На третий день, как обычно задумчиво глядя в окно, графиня увидела вдруг на дороге всадника, который медленно ехал со стороны Дрездена. Опустив поводья, всадник с любопытством оглядывал окрестность, потом поднял глаза к замку и, казалось, нарочно придержал коня, словно ища кого-то глазами. На нем была серая епанча, и по лицу желтому, изможденному Анна тотчас узнала своего верного Заклику. Вздрогнув, она замахала белым платком. Всадник тоже достал платок, будто отирая пыль с лица, он давал ей понять, что видит ее. Да, это был Заклика. Анна еще издали узнала его по осанке и движениям. Сердце колотилось в груди. Хоть одна душа помнит о ней, хочет ее спасти. Всадник, оглядываясь на замок, медленно продвигался вперед, пока не скрылся за откосом горы.
После отъезда графини Заклика задержался на несколько дней в Галле. Он выжидал: хотел узнать, куда ее повезут, и последовать за ней. Однако пруссаки приказали ему убираться из города. Тогда Заклика, переодевшись, отправился в Дрезден и явился прямо к Леману. Увидев его, банкир побледнел от страха, запер все двери и не успокоился, прежде чем не удостоверился, что Заклика ни с кем в Дрездене не виделся, не разговаривал и для виду даже оставил службу у графини. Однако долго он еще не мог вымолвить ни слова, а когда заговорил, казалось, страшился даже звука собственного голоса.

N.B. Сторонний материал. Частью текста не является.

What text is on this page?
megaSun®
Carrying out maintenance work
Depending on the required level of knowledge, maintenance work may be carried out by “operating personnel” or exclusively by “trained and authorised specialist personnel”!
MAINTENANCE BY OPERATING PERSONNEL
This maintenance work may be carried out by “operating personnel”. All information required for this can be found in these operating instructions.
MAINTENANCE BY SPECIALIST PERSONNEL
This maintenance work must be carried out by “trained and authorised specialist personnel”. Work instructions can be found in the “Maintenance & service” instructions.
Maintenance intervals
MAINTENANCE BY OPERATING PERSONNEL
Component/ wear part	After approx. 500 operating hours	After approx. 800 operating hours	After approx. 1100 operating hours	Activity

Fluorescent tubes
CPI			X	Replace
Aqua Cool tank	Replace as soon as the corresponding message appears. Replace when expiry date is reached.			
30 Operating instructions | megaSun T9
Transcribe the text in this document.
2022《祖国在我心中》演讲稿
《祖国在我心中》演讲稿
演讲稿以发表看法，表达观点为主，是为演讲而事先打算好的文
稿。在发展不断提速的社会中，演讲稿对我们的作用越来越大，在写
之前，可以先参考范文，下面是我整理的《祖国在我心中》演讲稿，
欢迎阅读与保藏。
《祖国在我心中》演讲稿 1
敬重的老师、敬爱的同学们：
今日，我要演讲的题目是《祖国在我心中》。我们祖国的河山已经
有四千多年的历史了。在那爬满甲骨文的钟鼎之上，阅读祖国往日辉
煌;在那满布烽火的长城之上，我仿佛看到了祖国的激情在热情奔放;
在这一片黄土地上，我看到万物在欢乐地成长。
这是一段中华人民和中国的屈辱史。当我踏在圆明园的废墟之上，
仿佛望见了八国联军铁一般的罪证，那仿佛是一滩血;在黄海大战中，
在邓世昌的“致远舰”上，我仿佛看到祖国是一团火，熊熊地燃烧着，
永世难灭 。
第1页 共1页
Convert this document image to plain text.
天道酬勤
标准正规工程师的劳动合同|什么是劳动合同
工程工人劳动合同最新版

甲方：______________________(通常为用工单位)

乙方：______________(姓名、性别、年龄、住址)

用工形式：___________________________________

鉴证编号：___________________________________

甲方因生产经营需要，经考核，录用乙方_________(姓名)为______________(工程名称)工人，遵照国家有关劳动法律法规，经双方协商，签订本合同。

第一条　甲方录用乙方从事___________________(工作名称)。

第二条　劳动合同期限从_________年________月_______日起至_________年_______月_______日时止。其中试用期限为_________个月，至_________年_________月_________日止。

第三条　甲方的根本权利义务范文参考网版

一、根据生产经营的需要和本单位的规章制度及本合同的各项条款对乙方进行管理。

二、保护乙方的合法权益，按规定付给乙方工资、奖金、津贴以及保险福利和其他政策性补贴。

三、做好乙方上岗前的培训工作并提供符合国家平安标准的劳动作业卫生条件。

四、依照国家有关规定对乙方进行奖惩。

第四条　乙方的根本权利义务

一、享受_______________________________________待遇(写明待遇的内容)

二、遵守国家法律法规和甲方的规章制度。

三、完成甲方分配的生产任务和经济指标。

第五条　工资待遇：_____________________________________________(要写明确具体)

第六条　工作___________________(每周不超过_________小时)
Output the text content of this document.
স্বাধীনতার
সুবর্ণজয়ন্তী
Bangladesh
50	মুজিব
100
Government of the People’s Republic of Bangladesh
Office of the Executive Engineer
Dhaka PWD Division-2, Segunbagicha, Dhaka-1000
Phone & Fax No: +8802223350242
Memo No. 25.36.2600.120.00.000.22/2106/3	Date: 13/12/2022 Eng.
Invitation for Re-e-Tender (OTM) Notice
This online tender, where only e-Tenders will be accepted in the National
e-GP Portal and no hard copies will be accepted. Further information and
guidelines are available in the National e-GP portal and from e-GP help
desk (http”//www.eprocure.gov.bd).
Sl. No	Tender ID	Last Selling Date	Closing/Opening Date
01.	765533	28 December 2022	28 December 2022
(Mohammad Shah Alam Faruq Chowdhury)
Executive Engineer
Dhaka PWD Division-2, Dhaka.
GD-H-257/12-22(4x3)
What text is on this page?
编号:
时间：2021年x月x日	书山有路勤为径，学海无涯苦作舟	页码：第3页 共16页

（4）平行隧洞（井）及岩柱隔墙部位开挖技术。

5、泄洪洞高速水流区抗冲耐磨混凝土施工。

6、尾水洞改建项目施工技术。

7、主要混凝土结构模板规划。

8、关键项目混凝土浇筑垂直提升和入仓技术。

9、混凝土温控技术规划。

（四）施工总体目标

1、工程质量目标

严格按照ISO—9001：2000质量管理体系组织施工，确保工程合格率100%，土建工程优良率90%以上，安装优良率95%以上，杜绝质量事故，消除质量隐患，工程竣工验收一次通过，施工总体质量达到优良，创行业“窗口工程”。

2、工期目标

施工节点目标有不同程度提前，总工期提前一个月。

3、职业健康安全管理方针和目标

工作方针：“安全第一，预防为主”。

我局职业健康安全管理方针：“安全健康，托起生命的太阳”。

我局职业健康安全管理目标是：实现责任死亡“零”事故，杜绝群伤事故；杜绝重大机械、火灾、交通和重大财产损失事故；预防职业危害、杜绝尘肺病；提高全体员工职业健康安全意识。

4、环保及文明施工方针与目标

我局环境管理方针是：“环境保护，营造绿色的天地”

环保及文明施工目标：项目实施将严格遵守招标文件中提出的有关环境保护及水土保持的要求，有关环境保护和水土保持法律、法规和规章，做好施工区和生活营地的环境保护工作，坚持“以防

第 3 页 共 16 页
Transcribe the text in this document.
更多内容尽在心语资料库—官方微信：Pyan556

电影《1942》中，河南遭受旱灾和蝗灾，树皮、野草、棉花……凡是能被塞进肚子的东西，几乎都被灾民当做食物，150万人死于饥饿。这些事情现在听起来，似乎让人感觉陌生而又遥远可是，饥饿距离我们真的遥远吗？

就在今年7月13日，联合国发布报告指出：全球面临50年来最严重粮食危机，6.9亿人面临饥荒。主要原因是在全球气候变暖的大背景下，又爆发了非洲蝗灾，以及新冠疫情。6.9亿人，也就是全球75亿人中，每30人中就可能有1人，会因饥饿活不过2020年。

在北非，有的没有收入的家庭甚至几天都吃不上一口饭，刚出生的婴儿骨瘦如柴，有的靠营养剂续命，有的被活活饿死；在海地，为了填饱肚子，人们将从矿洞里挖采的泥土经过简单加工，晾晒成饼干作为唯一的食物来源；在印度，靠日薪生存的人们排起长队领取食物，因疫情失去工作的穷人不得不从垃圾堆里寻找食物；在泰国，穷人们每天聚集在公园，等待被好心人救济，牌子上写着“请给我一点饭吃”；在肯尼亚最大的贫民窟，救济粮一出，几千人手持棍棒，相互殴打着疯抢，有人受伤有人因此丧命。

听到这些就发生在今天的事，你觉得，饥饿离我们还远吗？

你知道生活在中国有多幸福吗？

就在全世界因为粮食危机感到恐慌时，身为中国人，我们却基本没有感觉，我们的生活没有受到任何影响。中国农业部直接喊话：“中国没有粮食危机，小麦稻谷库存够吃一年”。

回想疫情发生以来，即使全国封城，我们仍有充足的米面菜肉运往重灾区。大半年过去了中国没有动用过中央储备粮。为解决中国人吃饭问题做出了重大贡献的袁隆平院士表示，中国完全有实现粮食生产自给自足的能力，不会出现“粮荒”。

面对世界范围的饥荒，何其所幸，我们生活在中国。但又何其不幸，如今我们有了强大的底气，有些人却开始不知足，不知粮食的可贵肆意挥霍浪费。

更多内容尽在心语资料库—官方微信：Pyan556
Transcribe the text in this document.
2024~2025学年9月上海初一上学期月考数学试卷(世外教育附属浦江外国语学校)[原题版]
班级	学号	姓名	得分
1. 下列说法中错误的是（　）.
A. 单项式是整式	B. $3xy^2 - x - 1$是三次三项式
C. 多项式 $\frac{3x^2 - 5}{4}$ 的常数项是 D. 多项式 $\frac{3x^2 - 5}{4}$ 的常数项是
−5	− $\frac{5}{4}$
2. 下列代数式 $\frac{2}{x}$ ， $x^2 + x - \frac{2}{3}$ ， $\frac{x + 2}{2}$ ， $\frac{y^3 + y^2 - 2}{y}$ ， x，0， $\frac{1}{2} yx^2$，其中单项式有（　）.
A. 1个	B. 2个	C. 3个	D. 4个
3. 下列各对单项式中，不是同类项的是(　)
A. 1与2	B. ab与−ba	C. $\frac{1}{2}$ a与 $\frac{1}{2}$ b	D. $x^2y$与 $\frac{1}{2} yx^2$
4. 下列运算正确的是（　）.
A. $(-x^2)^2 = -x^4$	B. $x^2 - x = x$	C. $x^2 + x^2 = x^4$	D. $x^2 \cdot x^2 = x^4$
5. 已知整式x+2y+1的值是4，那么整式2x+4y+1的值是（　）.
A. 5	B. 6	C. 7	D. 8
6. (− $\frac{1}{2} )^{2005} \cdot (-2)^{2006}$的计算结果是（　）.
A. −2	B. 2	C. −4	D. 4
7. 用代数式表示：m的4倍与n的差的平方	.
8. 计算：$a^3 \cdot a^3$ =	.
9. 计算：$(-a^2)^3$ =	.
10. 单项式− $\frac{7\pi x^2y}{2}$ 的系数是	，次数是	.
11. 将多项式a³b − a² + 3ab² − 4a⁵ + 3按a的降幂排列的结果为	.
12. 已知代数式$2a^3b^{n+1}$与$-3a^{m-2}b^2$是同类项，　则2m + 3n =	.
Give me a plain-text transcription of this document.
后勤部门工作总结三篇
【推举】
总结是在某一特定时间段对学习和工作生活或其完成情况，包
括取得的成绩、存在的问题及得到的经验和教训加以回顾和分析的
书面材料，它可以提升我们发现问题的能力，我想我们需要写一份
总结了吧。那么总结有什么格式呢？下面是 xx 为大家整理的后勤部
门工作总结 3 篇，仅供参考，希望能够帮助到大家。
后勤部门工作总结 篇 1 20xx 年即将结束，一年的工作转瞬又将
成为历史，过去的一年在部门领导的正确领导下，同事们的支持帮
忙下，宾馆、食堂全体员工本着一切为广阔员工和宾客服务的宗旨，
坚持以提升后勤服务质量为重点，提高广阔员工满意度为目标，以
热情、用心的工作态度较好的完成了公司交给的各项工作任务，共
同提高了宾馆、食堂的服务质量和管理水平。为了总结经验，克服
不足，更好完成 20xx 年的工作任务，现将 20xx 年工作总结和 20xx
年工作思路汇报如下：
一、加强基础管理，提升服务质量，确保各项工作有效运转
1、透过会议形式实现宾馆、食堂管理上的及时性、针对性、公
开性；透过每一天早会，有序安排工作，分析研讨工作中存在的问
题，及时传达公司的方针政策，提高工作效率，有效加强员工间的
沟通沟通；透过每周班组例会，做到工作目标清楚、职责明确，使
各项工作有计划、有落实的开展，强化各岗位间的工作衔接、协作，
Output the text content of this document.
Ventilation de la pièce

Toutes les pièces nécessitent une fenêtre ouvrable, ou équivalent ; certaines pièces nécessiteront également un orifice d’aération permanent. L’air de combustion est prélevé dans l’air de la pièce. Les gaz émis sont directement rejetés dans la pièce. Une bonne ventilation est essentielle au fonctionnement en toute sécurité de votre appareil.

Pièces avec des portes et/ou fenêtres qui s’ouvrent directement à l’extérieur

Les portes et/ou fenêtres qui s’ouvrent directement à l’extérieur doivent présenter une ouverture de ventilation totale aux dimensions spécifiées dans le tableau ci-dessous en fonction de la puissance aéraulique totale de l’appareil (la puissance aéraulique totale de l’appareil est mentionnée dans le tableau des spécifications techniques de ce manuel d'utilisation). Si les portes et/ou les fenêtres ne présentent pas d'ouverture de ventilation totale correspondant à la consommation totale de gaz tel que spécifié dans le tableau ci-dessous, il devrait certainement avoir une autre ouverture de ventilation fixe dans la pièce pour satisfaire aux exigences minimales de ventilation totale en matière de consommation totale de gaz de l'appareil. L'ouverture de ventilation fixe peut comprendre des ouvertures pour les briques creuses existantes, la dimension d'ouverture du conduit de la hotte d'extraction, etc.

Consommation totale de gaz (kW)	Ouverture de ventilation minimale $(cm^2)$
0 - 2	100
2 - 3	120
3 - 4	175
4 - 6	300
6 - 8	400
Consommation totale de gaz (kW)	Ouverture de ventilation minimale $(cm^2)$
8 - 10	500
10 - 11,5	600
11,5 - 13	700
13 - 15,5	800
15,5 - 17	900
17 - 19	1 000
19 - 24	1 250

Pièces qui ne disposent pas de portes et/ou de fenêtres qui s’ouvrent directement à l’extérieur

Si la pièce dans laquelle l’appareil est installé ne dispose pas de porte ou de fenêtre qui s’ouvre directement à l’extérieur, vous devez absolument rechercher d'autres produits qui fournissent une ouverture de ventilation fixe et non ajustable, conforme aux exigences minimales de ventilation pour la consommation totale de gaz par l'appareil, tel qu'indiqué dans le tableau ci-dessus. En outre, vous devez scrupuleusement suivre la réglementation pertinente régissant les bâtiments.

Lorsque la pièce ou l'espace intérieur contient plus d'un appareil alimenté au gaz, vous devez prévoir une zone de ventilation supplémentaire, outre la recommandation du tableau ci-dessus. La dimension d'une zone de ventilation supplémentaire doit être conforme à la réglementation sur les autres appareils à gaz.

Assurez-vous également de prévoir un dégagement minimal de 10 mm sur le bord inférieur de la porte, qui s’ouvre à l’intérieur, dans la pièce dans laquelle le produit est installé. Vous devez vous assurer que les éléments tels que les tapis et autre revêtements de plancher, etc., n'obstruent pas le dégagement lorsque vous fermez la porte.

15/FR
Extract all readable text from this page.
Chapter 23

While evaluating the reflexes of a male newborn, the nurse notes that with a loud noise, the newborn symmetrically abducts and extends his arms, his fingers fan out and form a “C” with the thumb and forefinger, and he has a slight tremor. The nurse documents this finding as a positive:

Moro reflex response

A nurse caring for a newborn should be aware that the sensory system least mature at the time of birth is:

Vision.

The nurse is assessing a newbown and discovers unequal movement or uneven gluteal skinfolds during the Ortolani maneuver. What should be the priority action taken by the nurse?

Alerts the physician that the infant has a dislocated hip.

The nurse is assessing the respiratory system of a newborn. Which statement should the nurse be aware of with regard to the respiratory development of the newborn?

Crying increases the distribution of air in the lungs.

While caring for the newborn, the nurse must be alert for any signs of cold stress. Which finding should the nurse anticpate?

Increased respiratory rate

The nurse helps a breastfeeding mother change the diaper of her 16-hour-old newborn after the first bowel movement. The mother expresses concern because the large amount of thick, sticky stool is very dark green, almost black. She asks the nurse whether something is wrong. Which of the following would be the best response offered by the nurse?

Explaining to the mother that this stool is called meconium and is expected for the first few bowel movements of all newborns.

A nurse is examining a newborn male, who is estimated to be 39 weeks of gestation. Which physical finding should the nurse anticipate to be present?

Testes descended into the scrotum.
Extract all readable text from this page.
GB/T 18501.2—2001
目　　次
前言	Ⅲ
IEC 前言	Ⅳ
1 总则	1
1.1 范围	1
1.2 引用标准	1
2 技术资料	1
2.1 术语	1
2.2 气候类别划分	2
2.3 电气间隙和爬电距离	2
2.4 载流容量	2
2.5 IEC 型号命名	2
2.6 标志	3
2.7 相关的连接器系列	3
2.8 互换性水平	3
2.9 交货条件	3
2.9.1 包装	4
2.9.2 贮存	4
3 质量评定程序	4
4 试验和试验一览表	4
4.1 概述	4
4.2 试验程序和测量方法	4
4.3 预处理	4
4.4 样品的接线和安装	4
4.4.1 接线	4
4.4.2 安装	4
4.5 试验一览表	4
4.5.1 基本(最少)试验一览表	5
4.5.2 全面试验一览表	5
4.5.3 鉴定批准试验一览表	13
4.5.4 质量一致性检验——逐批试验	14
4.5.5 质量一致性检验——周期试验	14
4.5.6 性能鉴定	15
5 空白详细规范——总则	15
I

– Как до этого дошло, – начал Леман, – и кто виновник ее бед, понять трудно, одно только безусловно, теперь несчастьям ее не будет конца. Король разгневан, а королевский гнев страшен и неумолим. Когда король просто зол, это быстро проходит, но оскорблений он никому не прощает. Графиня Козель погибла!
Заклика молча слушал.
– Да, она погибла, – продолжал Леман. – Причинив кому-нибудь зло, король преследует свою жертву и ни за что не допустит пред свои ясные очи. Графиня Козель отказалась вернуть письменное обещание, и король ей этого не простит. Левендалю приказано конфисковать все ее имущество: деньги, драгоценности, имения. Пильниц забрали, другие именья тоже. Король отдал приказ разыскать и переписать все, что ей принадлежало, якобы для того, чтобы спасти состояние для детей, а ей отрезать все пути к побегу и отмщению.
Леман придвинулся вплотную к Заклике.
– У меня тоже забрали все. Явились по поручению короля, противиться было бессмысленно, книги подтверждали.
– Как? Все забрали! Но не ту тайную сумму, что графиня велела мне взять?
Заклика достал зашитую в рукаве записку и протянул банкиру, который взял ее дрожащими руками.
– А ведомо ли вам, – пролепетал он, – что было бы с нами, если бы кто-нибудь узнал об этой записке и деньгах? Меня заточили бы в Кенигштейн, а мои дети пошли бы побираться. Флемминг, Левендаль и прочие не упустили бы случая запустить руку в мой железный сундук.